You can already see the beginnings of the monumental vocational rifts that will later determine the tripartite structure of United States (the sad pun of the title being, of course, the fact that the various states of Vidal’s being were never united but rather constantly at war); the “mandarin author” (one of the only times anywhere that Vidal inches close to self-criticism, and even here, it’s not exactly meant in a negative sense, is it?) is shifting from one calling to another, brilliant in all of them but rootless, almost homesick.

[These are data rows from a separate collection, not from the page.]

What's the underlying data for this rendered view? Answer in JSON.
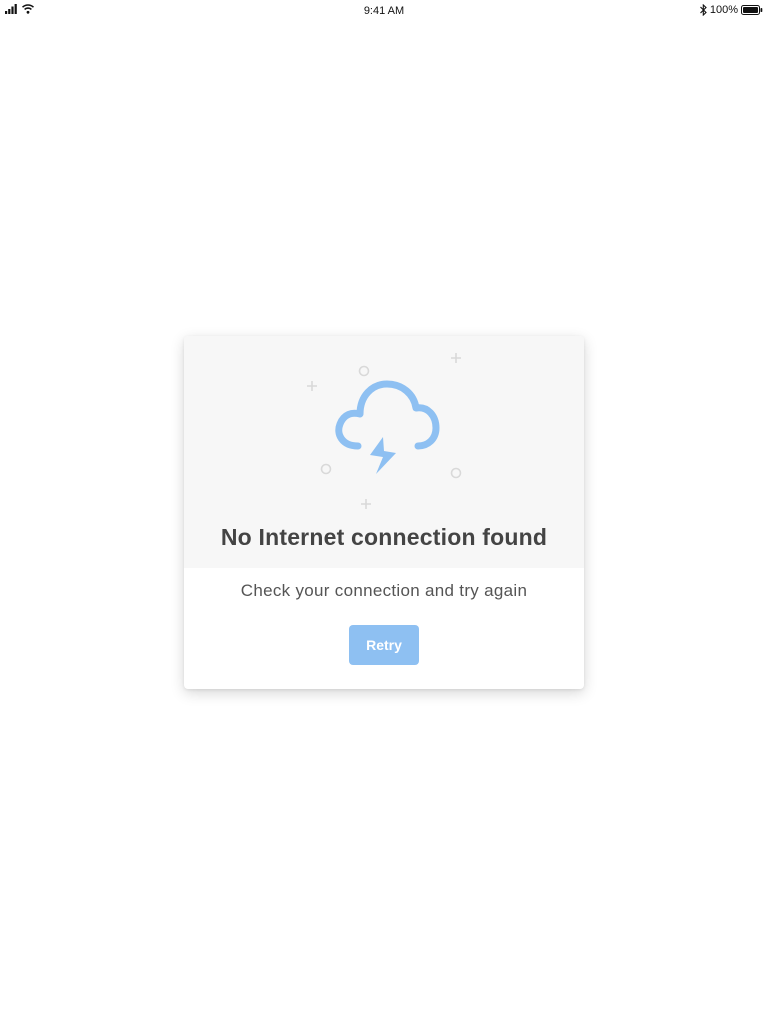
{
  "status_bar": {
    "time": "9:41 AM",
    "battery_percent": "100%",
    "icons": [
      "signal-icon",
      "wifi-icon",
      "bluetooth-icon",
      "battery-icon"
    ]
  },
  "dialog": {
    "illustration_icon": "cloud-lightning-icon",
    "title": "No Internet connection found",
    "message": "Check your connection and try again",
    "retry_label": "Retry"
  },
  "colors": {
    "accent": "#8ec0f2",
    "title_text": "#444444",
    "card_top_bg": "#f7f7f7"
  }
}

In these razor-sharp essays, Vidal could still use those inner longings, shaping them like a virtuoso into tools he could use to pry secrets out of the writers he examines (most of whom he knew), as in the “Writers and the World” piece he wrote in 1965 for the TLS:

To be outside the World is not necessarily a virtue. To be in the World does not necessarily mean a loss of craft, a fall from grace, a fatness of soul. William Faulkner’s thirty years as a movie writer affected his novels not at all. He could do both. Finally, it is truly impertinent to speculate as to whether or not the effect of this or of that on a writer’s character is good or bad. What is pertinent is the work he does. Mary McCarthy is not less intelligent a literary critic because she plays games on television. But even if her work should shown a sudden falling off, only the simplest moralist would be able to link her appearances as a talking writer to her work as a writing writer.

And slowly, incrementally, we know that the array of critical tricks at his disposal would concentrate and dwindle to one: himself. The Vidal of 1960 was still every bit as narcissistic as extreme good looks can make a man, but he was still very much capable of hustle in a piece, to say nothing of dutiful exposition. And he’s still capable of it a decade later, but he’s much less willing to be bothered, especially if the “review” at hand is one in which he can make himself the star, shoving the book in question off to one side for as long as possible. In “The Fourth Diary of Anais Nin,” which he wrote for the Los Angeles Times Book Review in 1971, Nin has an assiduous co-star:

Warning to literary historians. Deal warily with Anais’s “facts.” Small example: at our first meeting, she says, I introduced myself as Lieutenant Vidal. First, I would never have used a military title; second, I was plainly a Warrant Officer, in uniform. When I pointed this out to her in the bar of the Punt Royal, she laughed gaily. “You know I never get those things right.” Nor does she correct them. Best of the lines I was not shown (and the one most apt to give pleasure to the employees at Time): “Gore has a prejudice against Negroes.” Oh, dear. Well, I was brought up by my grandfather, a Mississippi-born senator. I have since matured. I now have a prejudice against whites.

It’s very much possible to read blissfully through Homage to Daniel Shays hitting lucy reads daniel shaysisolated notes like these and willing yourself to forget that in time they would fuse into a grand symphony of solipsism. In these full-power years before United States, a whole variety of Vidals was still possible. The vibrant voice in these pieces might never have become shrill and querulous; the future might never have become the enemy; the past might never have become a forest of sharp-pointed lies and betrayals. As unlikely as it seems even in retrospect, this author might have aged gracefully.